Connexion

Le règlement sur l’intelligence artificielle : défis et opportunités pour l’entreprise

Par Olivier Giannoni, secrétaire général de l’UGAP, enseignant à l’Université de Paris II et membre du Cercle Montesquieu

Le règlement sur l’IA crée un cadre juridique fondé sur une analyse des risques et le rôle tenu par l’entreprise selon qu’elle soit fournisseur ou déployeur. Dans ce contexte, le rôle de la direction juridique est de travailler étroitement avec la direction des systèmes d’information pour encadrer le déploiement de l’IA.

L’IA peut offrir des avantages compétitifs importants aux entreprises en améliorant les prédictions, l’optimisation des processus et la personnalisation des solutions dans divers domaines. Cependant, elle peut aussi engendrer des atteintes aux droits fondamentaux. Le but du règlement publié le 12 juillet 2024 est de fournir une protection adaptée aux risques résultant de son utilisation. Selon ce texte, sont considérés comme des systèmes d’IA tous les modèles dotés de la capacité d’inférer, c’est-à-dire d’analyser des données d’entrée et d’en déduire des résultats. Les systèmes sont classés en quatre catégories selon les risques d’atteinte aux droits fondamentaux.

Un règlement fondé sur l’analyse des risques

Lorsque les risques sont inacceptables, le système est interdit (exemples : identification biométrique ou techniques subliminales). Les systèmes qui peuvent menacer la sécurité ou les droits fondamentaux sont qualifiés de haut risque. Ils doivent répondre à des exigences strictes pendant leur développement et leur utilisation (exemple les systèmes utilisés pour le recrutement). En revanche, lorsque les systèmes d’IA font courir un risque qualifié de moyen ou de spécifique, seules des obligations de transparence s’imposent (exemple : les chatbots). Enfin, les systèmes qui font courir des risques minimaux ne sont pas soumis à des obligations.

L’application de ces obligations est modulée dans le temps. Ainsi, l’interdiction des systèmes d’IA inacceptables est prévue le 2 février 2025 tandis que les autres dispositions du règlement deviennent applicables le 2 août 2026.

Fournisseur et déployeur

Le règlement attache une attention particulière aux fournisseurs et aux déployeurs de systèmes d’IA. Le fournisseur est une personne physique ou morale qui développe ou fait développer un modèle d’IA à usage général et le met sur le marché sous son propre nom ou sa propre marque. Lorsque l’IA est à haut risque, il doit respecter des obligations strictes pour assurer la sécurité et la transparence. Cela inclut la gestion des risques, l’utilisation de données de qualité, une documentation technique pour prouver la conformité, l’intégration d’interfaces homme-machine pour un contrôle efficace, la surveillance après la commercialisation et la préparation à des actions correctives en cas de problèmes.

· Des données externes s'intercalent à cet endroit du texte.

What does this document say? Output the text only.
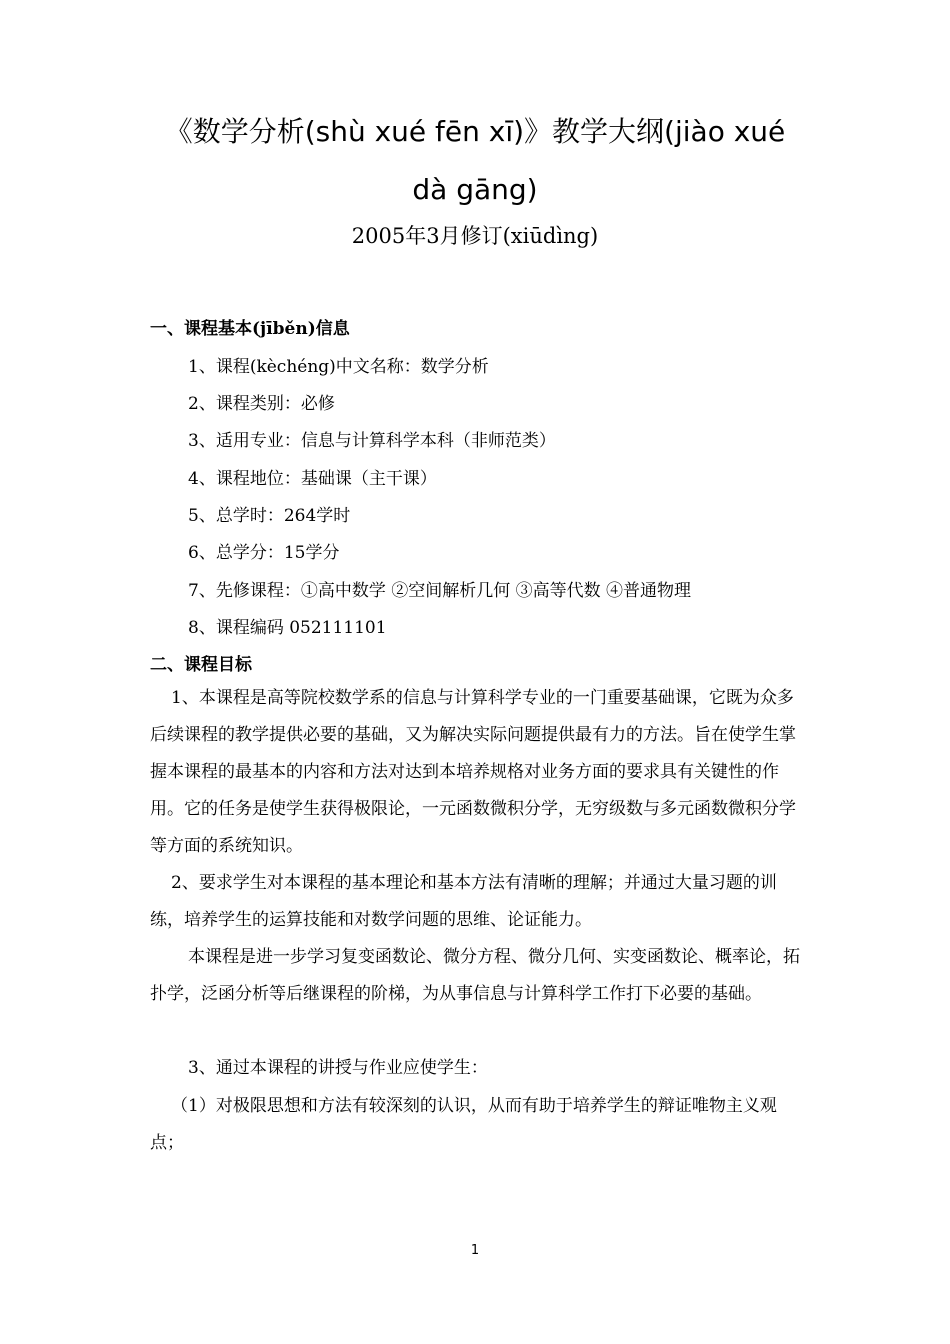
《数学分析(shù xué fēn xī)》教学大纲(jiào xué
dà gāng)
2005年3月修订(xiūdìng)
一、课程基本(jīběn)信息
1、课程(kèchéng)中文名称：数学分析
2、课程类别：必修
3、适用专业：信息与计算科学本科（非师范类）
4、课程地位：基础课（主干课）
5、总学时：264学时
6、总学分：15学分
7、先修课程：①高中数学 ②空间解析几何 ③高等代数 ④普通物理
8、课程编码 052111101
二、课程目标
1、本课程是高等院校数学系的信息与计算科学专业的一门重要基础课，它既为众多后续课程的教学提供必要的基础，又为解决实际问题提供最有力的方法。旨在使学生掌握本课程的最基本的内容和方法对达到本培养规格对业务方面的要求具有关键性的作用。它的任务是使学生获得极限论，一元函数微积分学，无穷级数与多元函数微积分学等方面的系统知识。
2、要求学生对本课程的基本理论和基本方法有清晰的理解；并通过大量习题的训练，培养学生的运算技能和对数学问题的思维、论证能力。
本课程是进一步学习复变函数论、微分方程、微分几何、实变函数论、概率论，拓扑学，泛函分析等后继课程的阶梯，为从事信息与计算科学工作打下必要的基础。
3、通过本课程的讲授与作业应使学生：
（1）对极限思想和方法有较深刻的认识，从而有助于培养学生的辩证唯物主义观点；
1
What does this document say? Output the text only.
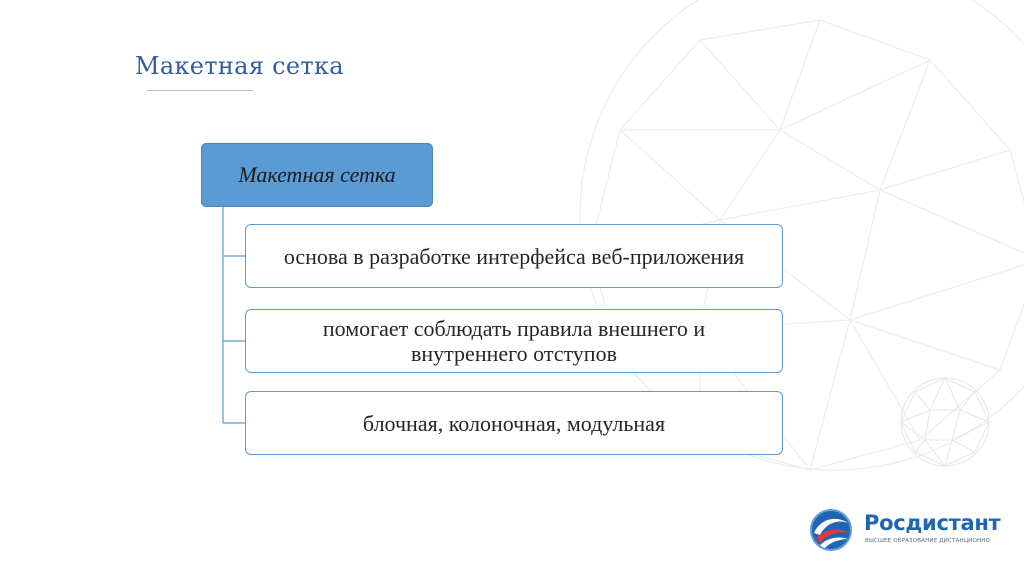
Макетная сетка
Макетная сетка
основа в разработке интерфейса веб-приложения
помогает соблюдать правила внешнего и внутреннего отступов
блочная, колоночная, модульная
Росдистант
ВЫСШЕЕ ОБРАЗОВАНИЕ ДИСТАНЦИОННО
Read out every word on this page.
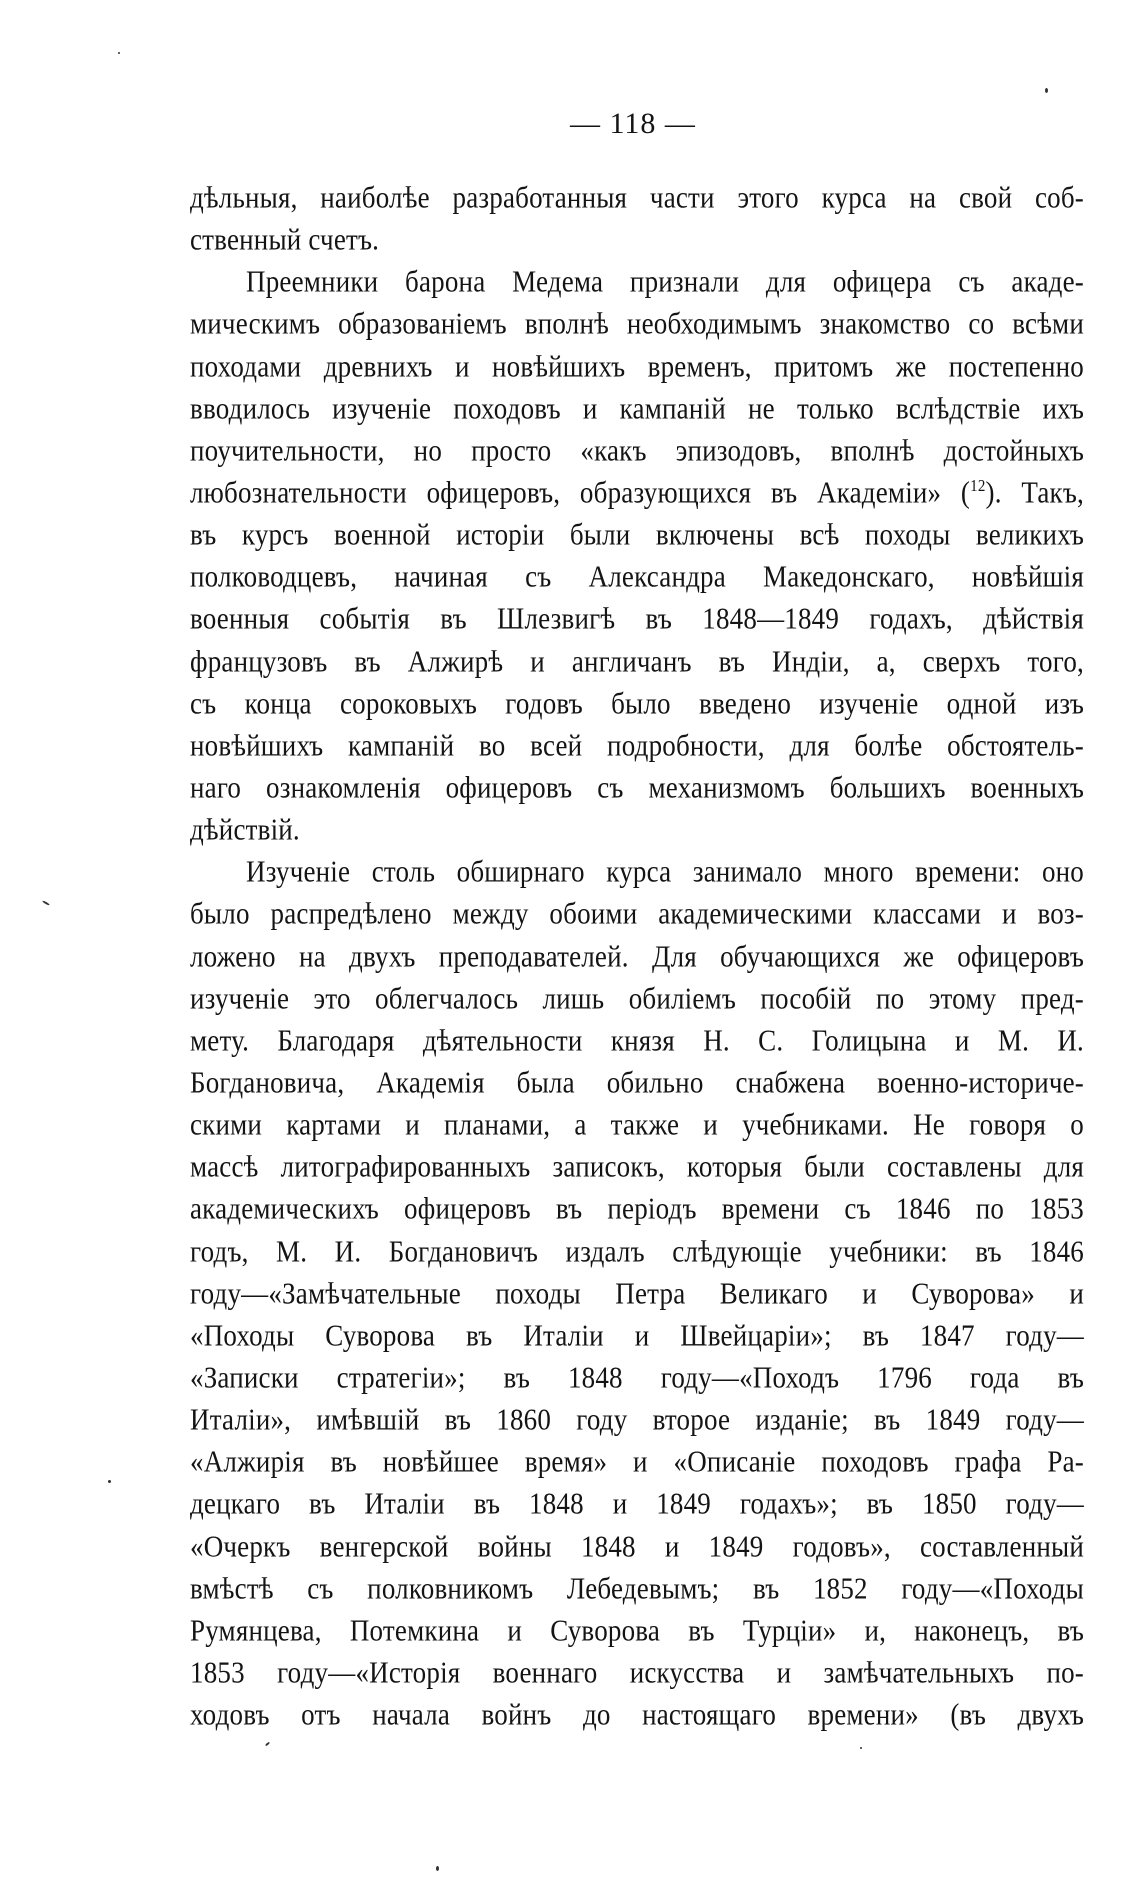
— 118 —
дѣльныя, наиболѣе разработанныя части этого курса на свой соб-
ственный счетъ.
Преемники барона Медема признали для офицера съ акаде-
мическимъ образованіемъ вполнѣ необходимымъ знакомство со всѣми
походами древнихъ и новѣйшихъ временъ, притомъ же постепенно
вводилось изученіе походовъ и кампаній не только вслѣдствіе ихъ
поучительности, но просто «какъ эпизодовъ, вполнѣ достойныхъ
любознательности офицеровъ, образующихся въ Академіи» ($^{12}$). Такъ,
въ курсъ военной исторіи были включены всѣ походы великихъ
полководцевъ, начиная съ Александра Македонскаго, новѣйшія
военныя событія въ Шлезвигѣ въ 1848—1849 годахъ, дѣйствія
французовъ въ Алжирѣ и англичанъ въ Индіи, а, сверхъ того,
съ конца сороковыхъ годовъ было введено изученіе одной изъ
новѣйшихъ кампаній во всей подробности, для болѣе обстоятель-
наго ознакомленія офицеровъ съ механизмомъ большихъ военныхъ
дѣйствій.
Изученіе столь обширнаго курса занимало много времени: оно
было распредѣлено между обоими академическими классами и воз-
ложено на двухъ преподавателей. Для обучающихся же офицеровъ
изученіе это облегчалось лишь обиліемъ пособій по этому пред-
мету. Благодаря дѣятельности князя Н. С. Голицына и М. И.
Богдановича, Академія была обильно снабжена военно-историче-
скими картами и планами, а также и учебниками. Не говоря о
массѣ литографированныхъ записокъ, которыя были составлены для
академическихъ офицеровъ въ періодъ времени съ 1846 по 1853
годъ, М. И. Богдановичъ издалъ слѣдующіе учебники: въ 1846
году—«Замѣчательные походы Петра Великаго и Суворова» и
«Походы Суворова въ Италіи и Швейцаріи»; въ 1847 году—
«Записки стратегіи»; въ 1848 году—«Походъ 1796 года въ
Италіи», имѣвшій въ 1860 году второе изданіе; въ 1849 году—
«Алжирія въ новѣйшее время» и «Описаніе походовъ графа Ра-
децкаго въ Италіи въ 1848 и 1849 годахъ»; въ 1850 году—
«Очеркъ венгерской войны 1848 и 1849 годовъ», составленный
вмѣстѣ съ полковникомъ Лебедевымъ; въ 1852 году—«Походы
Румянцева, Потемкина и Суворова въ Турціи» и, наконецъ, въ
1853 году—«Исторія военнаго искусства и замѣчательныхъ по-
ходовъ отъ начала войнъ до настоящаго времени» (въ двухъ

Le déployeur est une personne utilisant un système d’IA sous sa propre autorité sauf dans le cas d’une utilisation à des fins personnelles. Dans l’hypothèse d’une IA à haut risque, il est responsable de garantir une utilisation sûre et conforme. Il doit surveiller leur fonctionnement, prendre des mesures techniques et organisationnelles pour assurer la conformité avec les instructions, garantir un contrôle humain approprié, s’assurer que les données d’entrée sont pertinentes et informer les parties concernées en cas de risque ou d’incident grave.

Les fournisseurs et déployeurs de systèmes d’IA sont soumis au règlement même s’ils sont établis dans un pays tiers si les résultats produits par les systèmes sont destinés à être utilisées dans l’Union européenne.

Une direction juridique au cœur du dispositif

Les sanctions prévues peuvent s’élever jusqu’à 7 % du chiffre d’affaires annuel mondial ce qui ne peut qu’inciter à une prise en compte immédiate dans la stratégie de l’entreprise. Un travail en plusieurs étapes doit être mené.

En premier lieu, il convient de cartographier et de classer les outils faisant appel à de l’IA puis de qualifier le rôle de l’entreprise à leur égard pour clarifier les obligations. Ce travail est une occasion de renforcer la collaboration entre la direction juridique, la direction des systèmes d’information et le responsable de la sécurité informatique.

En deuxième lieu, une gouvernance pérenne doit être mise en place pour planifier et anticiper la réalisation des études d’impact nécessaires. De plus, la rédaction de clauses contractuelles adaptées doit permettre d’assurer la conformité sur l’ensemble de la chaîne de valeur de l’entreprise.